France: une étude pointe l’intégration « à sens unique » des immigrés et de multiples discriminations

La France peine à intégrer ses immigrés, qui adhèrent pourtant « massivement » à leur nouveau pays, au point que la seconde génération fait souvent moins bien que la première, selon une vaste étude dévoilée récemment.

"Il y a une intégration à sens unique", avec la persistance de discriminations multiples, explique à Cris Beauchemin, chercheur à l’Institut national d’études démographiques (Ined), l’un des auteurs de cette étude menée auprès de 22.000 personnes par l’Ined et l’Institut national de la statistique (Insee).

D’un côté, une immense majorité des immigrés ou de leurs descendants se disent "d’accord" avec la phrase "je me sens Français" ou "je me sens chez moi en France" (93% pour la deuxième génération), souligne cette étude au spectre très large (emploi, religion, famille, éducation…).

Mais ils se heurtent régulièrement à ce que les auteurs appellent un "déni de francité", qui les renvoie à leurs origines.

En effet, "la francité n’est pas attribuée sur la base de la nationalité ou de codes culturels, comme la langue, mais sur la vision de ceux "qui ressemblent à des Français" ou non et les premiers à en souffrir sont les Africains, les Maghrébins et les Asiatiques, soit les "minorités visibles". Les descendants d’Européens ne sont presque pas concernés.

Ainsi plus de 50% des immigrés originaires d’Afrique, même naturalisés, "pensent qu’on ne les perçoit pas comme Français". Il en résulte des situations de "dissonance" identitaire qui "se maintiennent, voire progressent au fil des générations".

Cela bat en brèche la théorie assimilationniste "disant que les immigrés sont victimes de stigmates mais qu’ensuite ça passe.
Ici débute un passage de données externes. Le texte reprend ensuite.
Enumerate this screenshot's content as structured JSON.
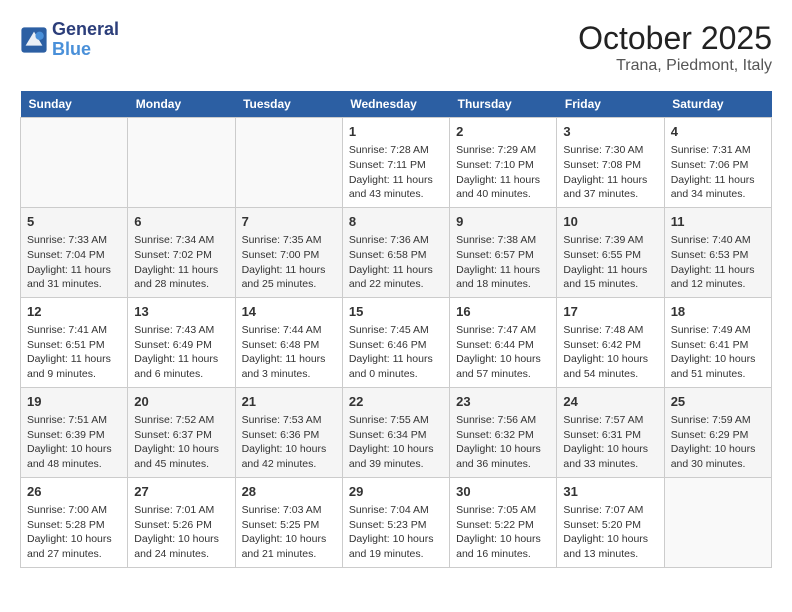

Non, ça ne passe plus", estime M. Beauchemin.

Conséquence directe, les immigrés de la deuxième génération font moins bien que leurs parents. "Pour tout ce qui est socioculturel (famille, langue…) on assiste plutôt à un progrès d’une génération sur l’autre, mais sur les aspects socioéconomiques où il y a des barrières, comme l’école ou l’emploi, on est plutôt dans le sens d’une dégradation", note le chercheur.

"Pénalité à l’école"

Le phénomène touche surtout les garçons: "plusieurs indicateurs montrent que les fils de migrants occupent des situations inférieures à celles des migrants eux-mêmes", alors que pour les filles c’est l’inverse, note l’étude, qui pointe le rôle pivot de l’école.

Dans les "minorités visibles", un tiers des garçons sortent sans diplôme du secondaire. Avec cette "terrible pénalité à l’école", ils se retrouvent "en situation très désavantagée sur le marché du travail", souligne M. Beauchemin.

Sans avancer d’explication, les chercheurs s’interrogent sur un "fonctionnement discriminatoire de l’institution scolaire à l’encontre des garçons sur le fondement de leur origine".

Même si dans la vie active les conclusions sont plus nuancées, l’impact se fait aussi sentir, avec une décote salariale plus prononcée pour les hommes que pour les femmes.

Les déclarations de discriminations et de racisme sont également "plus fréquentes chez les hommes que chez les femmes", relève l’étude.

47% des personnes originaires d’Afrique subsaharienne, 32% du Maroc, 30% d’Algérie disent avoir fait l’expérience de discriminations. Et les sondés ont plutôt tendance à minorer les expériences racistes qu’à les amplifier, selon cette étude.

Les chercheurs se montrent en revanche très prudents sur le controversé "racisme anti-Blancs", phénomène "minoritaire", et surtout d’une autre nature car il reste sans conséquence sur la carrière ou l’école.

Cette étude, menée en 2008 et 2009, ne portait pas sur la troisième génération, très difficile à appréhender. C’est pourtant "un enjeu" pour une éventuelle prochaine enquête, insiste M. Beauchemin, car il est crucial "de mesurer l’évolution des inégalités selon l’origine".

Il faudra pour cela "se donner les moyens de prendre régulièrement la mesure" de ces inégalités, selon le document. Un défi dans un pays qui répugne à l’idée de statistiques ethniques.